I began to think of myself as an artist, partially because of a comment a colleague had made to me earlier that day about my process and work. He told me, very honestly, "You're not lazy, but you do need something to get you going. You are often in need not of incentive, but of a catalyst." He was referring to a person: a teacher, my aforementioned fiancee, or perhaps the administrator of a deadline. But there's something more to it for me, because he's right; as curious as I am and as desperate for knowledge as I am, I often lack the spark to really get into something, to really explore. I find myself, frustratingly, content with ruminating on the subject of my curiosity rather than investigating it.

I imagined a biologist faced with a bird. I don't know if the bird is alive or dead, it doesn't really matter because it's a fantasy, and you'll soon see that for my purposes it helps for it to be both. A biologist is faced with a bird and needs to know how its body works and why it works the way it does. The bird is floating there in front of them and they can only spend so much time examining it from the outside before they have to dissect it. They have to open it up and look inside it at every little piece of innard, every individual bone and organ and investigate what role each tiny thing plays.

I imagined myself faced with the same bird, faced with the same task of finding out everything about it, needing to dissect it. My position as a vegetarian notwithstanding, I know that in order to really find out what's going on with this bird I need to cut it open. I don't need to kill it, the bird is neither alive nor dead. But I need to get inside it. But--and remember this is my imagination here, with supposedly limitless bounds--I was unable to force myself, my imaginary self, to do anything but stroke the feathers.

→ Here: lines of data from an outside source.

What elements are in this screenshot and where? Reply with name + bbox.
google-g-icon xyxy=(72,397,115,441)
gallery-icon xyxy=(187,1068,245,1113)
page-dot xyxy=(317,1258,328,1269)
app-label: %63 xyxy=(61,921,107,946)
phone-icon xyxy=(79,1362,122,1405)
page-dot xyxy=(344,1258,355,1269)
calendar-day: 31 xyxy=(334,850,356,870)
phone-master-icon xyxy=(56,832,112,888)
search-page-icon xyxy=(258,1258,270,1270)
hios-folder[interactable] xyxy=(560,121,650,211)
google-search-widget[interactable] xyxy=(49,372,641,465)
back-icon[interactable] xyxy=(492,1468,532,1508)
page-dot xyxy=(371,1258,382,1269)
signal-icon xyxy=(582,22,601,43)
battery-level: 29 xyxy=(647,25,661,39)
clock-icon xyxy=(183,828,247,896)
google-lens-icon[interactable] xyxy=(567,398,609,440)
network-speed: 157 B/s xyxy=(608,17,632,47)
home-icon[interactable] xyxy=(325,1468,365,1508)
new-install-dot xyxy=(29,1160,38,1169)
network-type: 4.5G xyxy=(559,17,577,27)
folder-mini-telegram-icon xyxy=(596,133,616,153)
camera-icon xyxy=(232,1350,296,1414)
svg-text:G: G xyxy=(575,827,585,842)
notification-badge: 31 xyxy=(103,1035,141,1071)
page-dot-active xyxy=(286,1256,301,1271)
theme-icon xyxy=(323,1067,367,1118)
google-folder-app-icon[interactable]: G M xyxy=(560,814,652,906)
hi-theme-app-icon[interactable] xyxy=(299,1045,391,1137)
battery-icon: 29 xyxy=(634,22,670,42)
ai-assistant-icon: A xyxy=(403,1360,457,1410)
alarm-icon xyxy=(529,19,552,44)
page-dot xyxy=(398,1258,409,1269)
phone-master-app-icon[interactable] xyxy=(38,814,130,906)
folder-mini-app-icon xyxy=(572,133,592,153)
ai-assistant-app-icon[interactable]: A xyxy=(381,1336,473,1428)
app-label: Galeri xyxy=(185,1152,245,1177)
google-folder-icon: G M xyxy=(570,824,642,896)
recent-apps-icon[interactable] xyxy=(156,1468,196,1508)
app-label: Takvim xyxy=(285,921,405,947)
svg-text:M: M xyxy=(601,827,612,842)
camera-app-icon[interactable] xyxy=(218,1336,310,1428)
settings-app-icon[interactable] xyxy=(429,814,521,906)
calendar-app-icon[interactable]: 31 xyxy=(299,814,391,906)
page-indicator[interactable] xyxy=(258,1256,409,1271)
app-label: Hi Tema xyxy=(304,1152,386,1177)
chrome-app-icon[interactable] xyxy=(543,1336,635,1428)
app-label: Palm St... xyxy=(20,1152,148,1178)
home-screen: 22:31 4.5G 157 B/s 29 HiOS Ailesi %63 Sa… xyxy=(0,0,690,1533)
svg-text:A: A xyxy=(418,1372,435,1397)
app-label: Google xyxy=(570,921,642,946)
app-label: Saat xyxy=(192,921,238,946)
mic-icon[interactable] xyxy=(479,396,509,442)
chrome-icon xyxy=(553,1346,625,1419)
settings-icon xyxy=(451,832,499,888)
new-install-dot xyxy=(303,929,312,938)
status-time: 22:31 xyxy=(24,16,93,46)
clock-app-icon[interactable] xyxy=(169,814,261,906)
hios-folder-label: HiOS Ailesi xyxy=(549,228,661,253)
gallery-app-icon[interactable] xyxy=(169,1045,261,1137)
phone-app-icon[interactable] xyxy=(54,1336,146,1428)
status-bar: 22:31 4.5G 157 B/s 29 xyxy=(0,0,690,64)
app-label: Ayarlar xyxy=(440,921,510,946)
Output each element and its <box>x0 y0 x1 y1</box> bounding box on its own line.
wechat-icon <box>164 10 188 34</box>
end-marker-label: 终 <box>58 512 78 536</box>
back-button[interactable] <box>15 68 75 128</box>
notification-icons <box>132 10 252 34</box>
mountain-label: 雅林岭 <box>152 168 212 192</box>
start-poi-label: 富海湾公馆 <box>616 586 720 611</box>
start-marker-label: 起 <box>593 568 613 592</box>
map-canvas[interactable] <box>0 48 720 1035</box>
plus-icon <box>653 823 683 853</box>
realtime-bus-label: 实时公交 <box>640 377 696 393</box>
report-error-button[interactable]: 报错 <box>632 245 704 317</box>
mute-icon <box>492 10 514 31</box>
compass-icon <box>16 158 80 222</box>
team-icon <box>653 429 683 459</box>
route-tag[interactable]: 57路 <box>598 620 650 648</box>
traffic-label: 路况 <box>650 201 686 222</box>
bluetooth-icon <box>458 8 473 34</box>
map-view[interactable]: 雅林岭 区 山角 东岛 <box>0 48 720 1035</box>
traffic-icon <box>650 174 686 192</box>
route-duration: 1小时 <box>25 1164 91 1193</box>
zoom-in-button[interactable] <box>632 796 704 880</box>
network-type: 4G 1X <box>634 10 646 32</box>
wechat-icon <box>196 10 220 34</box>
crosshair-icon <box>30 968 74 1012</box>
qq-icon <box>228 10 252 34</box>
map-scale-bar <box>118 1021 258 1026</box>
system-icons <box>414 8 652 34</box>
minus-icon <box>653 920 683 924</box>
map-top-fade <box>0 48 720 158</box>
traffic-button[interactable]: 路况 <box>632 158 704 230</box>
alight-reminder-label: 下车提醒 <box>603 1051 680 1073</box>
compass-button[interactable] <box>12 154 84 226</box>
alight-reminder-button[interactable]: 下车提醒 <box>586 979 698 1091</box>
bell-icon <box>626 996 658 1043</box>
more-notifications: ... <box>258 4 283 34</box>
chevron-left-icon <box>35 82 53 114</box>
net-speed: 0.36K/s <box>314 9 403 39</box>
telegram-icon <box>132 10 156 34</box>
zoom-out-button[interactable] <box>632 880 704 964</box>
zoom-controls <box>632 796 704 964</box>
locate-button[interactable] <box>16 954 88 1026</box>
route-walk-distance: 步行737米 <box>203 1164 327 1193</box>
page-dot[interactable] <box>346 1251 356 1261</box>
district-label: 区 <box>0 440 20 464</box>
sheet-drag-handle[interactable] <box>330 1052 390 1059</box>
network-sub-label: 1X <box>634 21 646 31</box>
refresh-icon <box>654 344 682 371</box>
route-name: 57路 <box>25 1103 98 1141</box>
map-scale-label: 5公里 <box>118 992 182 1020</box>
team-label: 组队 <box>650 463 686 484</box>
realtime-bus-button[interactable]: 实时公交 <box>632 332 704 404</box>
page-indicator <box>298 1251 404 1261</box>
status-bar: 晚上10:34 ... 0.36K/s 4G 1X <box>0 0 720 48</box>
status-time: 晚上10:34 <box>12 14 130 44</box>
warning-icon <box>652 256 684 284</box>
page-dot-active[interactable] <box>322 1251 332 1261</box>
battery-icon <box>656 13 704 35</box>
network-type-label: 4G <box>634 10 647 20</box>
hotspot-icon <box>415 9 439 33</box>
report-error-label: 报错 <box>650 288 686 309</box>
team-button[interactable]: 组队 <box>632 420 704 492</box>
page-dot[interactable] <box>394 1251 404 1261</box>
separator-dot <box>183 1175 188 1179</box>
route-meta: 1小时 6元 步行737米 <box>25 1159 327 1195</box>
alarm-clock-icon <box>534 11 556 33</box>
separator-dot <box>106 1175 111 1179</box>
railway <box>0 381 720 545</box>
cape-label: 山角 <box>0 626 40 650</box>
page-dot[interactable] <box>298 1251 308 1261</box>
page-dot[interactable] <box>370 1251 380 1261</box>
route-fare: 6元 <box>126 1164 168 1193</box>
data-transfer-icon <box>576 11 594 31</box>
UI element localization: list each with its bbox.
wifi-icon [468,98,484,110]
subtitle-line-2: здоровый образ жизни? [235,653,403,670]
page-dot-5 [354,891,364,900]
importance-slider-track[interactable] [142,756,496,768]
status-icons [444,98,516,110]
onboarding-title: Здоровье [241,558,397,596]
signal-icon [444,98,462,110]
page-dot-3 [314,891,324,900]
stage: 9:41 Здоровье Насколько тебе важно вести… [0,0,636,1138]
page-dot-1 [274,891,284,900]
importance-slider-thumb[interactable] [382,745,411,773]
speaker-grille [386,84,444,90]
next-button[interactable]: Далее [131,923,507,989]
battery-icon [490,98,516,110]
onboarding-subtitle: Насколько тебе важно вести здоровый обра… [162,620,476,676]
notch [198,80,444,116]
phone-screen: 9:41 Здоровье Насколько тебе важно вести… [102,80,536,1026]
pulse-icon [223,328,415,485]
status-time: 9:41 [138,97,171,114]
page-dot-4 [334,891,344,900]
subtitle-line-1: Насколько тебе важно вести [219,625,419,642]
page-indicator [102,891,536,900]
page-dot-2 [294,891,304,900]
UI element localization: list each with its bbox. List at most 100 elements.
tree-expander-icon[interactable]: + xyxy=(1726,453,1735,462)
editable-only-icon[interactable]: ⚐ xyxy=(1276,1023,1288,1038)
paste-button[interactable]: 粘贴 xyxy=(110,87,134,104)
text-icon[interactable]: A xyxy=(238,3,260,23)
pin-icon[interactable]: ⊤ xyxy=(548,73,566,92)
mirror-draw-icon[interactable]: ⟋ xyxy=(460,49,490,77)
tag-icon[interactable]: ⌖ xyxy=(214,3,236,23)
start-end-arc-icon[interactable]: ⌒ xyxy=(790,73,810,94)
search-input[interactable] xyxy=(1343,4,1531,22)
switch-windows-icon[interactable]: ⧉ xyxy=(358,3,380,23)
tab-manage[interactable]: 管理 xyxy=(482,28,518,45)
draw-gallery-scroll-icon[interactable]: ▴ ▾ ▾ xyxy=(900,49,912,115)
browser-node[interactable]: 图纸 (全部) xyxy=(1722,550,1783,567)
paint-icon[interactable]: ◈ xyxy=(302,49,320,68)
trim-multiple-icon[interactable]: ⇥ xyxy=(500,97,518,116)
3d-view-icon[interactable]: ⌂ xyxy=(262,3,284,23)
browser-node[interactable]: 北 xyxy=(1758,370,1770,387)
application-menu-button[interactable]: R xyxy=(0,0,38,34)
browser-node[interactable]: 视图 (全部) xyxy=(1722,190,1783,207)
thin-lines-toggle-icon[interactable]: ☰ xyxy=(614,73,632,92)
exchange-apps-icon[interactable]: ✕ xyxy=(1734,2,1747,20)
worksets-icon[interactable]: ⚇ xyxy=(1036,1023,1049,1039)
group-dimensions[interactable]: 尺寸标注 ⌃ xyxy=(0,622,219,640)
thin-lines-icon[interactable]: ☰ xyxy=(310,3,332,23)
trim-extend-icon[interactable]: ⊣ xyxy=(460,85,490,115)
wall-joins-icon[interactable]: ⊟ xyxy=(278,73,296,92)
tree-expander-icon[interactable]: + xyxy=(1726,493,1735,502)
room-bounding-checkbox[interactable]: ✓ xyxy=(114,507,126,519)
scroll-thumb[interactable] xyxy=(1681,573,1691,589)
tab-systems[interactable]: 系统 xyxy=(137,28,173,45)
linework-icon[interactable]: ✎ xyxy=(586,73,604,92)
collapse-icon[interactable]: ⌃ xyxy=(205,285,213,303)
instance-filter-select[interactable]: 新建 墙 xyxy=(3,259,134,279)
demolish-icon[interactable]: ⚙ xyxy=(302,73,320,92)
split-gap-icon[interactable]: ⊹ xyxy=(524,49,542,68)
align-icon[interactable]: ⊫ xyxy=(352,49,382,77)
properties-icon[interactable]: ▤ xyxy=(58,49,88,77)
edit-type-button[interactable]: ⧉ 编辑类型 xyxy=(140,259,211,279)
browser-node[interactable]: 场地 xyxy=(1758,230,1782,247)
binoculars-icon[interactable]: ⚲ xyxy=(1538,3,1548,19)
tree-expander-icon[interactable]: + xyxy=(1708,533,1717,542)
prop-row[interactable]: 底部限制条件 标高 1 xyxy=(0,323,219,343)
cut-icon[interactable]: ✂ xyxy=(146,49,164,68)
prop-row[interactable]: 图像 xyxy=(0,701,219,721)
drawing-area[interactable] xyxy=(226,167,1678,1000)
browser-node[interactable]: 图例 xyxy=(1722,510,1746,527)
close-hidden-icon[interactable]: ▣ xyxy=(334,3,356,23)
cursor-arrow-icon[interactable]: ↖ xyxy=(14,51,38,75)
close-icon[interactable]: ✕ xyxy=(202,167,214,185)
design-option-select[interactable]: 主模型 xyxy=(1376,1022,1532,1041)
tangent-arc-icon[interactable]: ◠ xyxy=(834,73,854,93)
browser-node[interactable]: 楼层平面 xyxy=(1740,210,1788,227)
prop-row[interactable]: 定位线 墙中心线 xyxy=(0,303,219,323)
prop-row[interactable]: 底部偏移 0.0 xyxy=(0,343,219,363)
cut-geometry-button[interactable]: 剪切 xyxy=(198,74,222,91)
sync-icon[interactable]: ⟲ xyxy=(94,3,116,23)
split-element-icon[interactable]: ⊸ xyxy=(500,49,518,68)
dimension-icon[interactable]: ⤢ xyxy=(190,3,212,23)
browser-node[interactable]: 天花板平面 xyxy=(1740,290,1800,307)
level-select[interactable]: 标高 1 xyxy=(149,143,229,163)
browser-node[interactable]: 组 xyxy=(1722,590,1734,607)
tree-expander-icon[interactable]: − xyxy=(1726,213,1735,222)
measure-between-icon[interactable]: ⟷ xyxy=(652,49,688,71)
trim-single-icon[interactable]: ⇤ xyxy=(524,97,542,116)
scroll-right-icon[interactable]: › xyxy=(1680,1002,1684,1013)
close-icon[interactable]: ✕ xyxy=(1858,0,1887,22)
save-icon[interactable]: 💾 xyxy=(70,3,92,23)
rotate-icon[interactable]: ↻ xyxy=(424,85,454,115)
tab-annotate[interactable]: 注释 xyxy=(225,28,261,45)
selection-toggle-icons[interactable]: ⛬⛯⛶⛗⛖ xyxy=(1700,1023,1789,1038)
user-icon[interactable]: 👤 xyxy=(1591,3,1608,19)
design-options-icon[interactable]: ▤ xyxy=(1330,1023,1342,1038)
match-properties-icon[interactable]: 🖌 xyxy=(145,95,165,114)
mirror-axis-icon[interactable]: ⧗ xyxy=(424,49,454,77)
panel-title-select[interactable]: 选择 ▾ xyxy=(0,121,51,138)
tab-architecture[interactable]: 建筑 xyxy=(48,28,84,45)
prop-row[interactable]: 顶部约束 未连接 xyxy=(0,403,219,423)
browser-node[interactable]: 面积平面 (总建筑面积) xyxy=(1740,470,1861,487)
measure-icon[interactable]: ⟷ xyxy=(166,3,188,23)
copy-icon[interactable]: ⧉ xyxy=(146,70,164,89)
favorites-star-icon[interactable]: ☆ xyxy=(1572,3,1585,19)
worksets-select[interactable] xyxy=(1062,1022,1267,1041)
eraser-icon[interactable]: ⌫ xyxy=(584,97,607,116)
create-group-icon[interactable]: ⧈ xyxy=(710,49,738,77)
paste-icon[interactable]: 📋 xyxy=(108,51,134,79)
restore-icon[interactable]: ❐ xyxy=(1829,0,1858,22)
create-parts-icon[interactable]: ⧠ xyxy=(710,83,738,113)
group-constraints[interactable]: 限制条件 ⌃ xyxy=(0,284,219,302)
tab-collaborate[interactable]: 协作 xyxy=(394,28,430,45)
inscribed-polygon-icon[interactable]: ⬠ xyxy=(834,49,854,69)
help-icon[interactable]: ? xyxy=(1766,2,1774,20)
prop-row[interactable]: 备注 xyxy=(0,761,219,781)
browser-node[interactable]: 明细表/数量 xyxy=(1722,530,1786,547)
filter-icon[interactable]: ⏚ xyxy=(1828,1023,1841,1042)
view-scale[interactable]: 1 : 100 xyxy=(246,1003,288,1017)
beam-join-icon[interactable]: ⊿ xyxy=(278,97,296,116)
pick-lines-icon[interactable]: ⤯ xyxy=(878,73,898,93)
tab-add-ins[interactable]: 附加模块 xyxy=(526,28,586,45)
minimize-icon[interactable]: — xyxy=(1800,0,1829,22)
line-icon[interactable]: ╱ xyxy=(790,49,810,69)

To look up close at and pet the soft, blue feathers on this bird. Faced with the task of investigating, all I wanted to do, all night, was pet that damn bird. Gently and carefully, for the foreseeable future.

Now, there is a lot to be learned about a bird by petting it, or by feeling its feathers. An awful lot, and also an awful lot that a biologist would likely miss by moving to dissection too soon, especially taking into consideration the stereotypical scientific personality. There is not a lot of Zen involved in cutting open a bird and sorting its organs, and I maintain that placid reflection is as much a key to my (or anyone's) intelligence as dedicated research.

But I also know, that I'm missing something. I know so much about what it means to be "with" the bird, to experience the bird, to enjoy a bird for the sake of the bird and nothing else--and that is incredibly valuable. But I need to force myself to sort organs. I need to be aware that although it's tedious, although it's often hard to see the value in it, although it's gooey, there is a certain understanding that can only come from complete, procedural dissection, classification, and disfigurement. To attain a greater understanding based on an unchallengeable and vast bed of information can be as much a "higher plane" as attaining the literally indescribable understanding of an empirical experience. I'm hoping that my convoluted fart-chain of thought last night will act as a catalyst in this way for a bit, for me.